They are draw-dropping feats of engineering and design. Awesome machines carefully crafted and planned out for years before being expertly constructed. They are also terrifying. They can bring about massive destruction and catastrophe. They are super expensive embodiments of paradox; high-tech machines of war designed to ensure peace. While we all hope they are never needed to fire shots in anger, these military vehicles are undoubtedly amazing. Think back on the great military innovations of the past. The Greeks defeated the Persians with the phalanx, a formation of soldiers with spears. The Mongols conquered much of the known-world with horses and bows. A mere 200 years ago, the British Empire was the dominant superpower thanks to rifled muskets and wooden ships. How the minds of military masters of the past would boggle upon setting eyes on today’s cutting edge military technology. Writer Arthur C. Clarke’s oft-repeated maxim, “Any sufficiently advanced technology is indistinguishable from magic” is no truer than when examining how far our military technological capability has advanced.
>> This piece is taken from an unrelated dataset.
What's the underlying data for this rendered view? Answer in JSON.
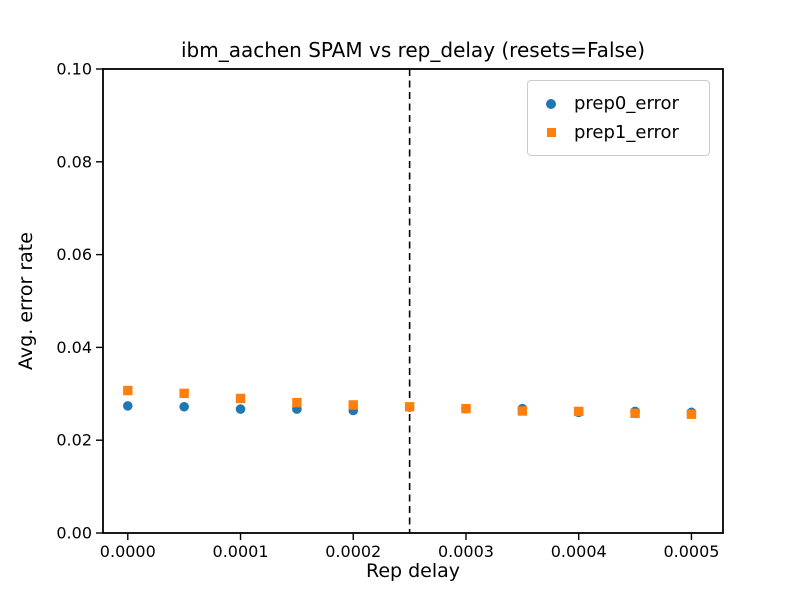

Perhaps it reflects poorly on us humans that warfare is often the most effective driver of advancement and technology. But many would argue that it is because of our constant innovation of our military capability that we still have peace. As worrisome a time as the Cold War was, perhaps the thought of Mutually Assured Destruction –that neither the U.S. nor the U.S.S.R. could afford to strike the other for both had the ability to utterly destroy the other– actually prevented war. In any event, whether you’re a hawk or a dove, these machines are truly amazing, so sit back and read about the most expensive military vehicles ever.
1. Bell-Boeing V-22 Osprey – $72.1 million
he V-22 Osprey is like a helicopter on steroids. It is truly a marvel of modern engineering. It takes off and lands like a helicopter, but it can achieve speeds far greater than a traditional helicopter, often matching the speeds of most conventional turboprop airplanes. It was first used in combat by the U.S. Marine Corps in Iraq in 2007. The V-22 Osprey’s very existence is a testament to the difficulty involved in designing high-tech military vehicles. During its design and testing phase from 1991 to 2000, the V-22 Osprey was plagued by a series of accidents, causing 30 deaths. Separating the program cost from the cost of individual vehicles can be tough. These numbers aren’t always public (especially from less than democratic governments) so any list such as this is bound to be disputed. It is estimated that the V-22 program has cost the U.S. government $35.6 billion to date to research, develop and produce the 200+ V-22 Ospreys. That leaves us with a price tag of about $72.1 million per vehicle.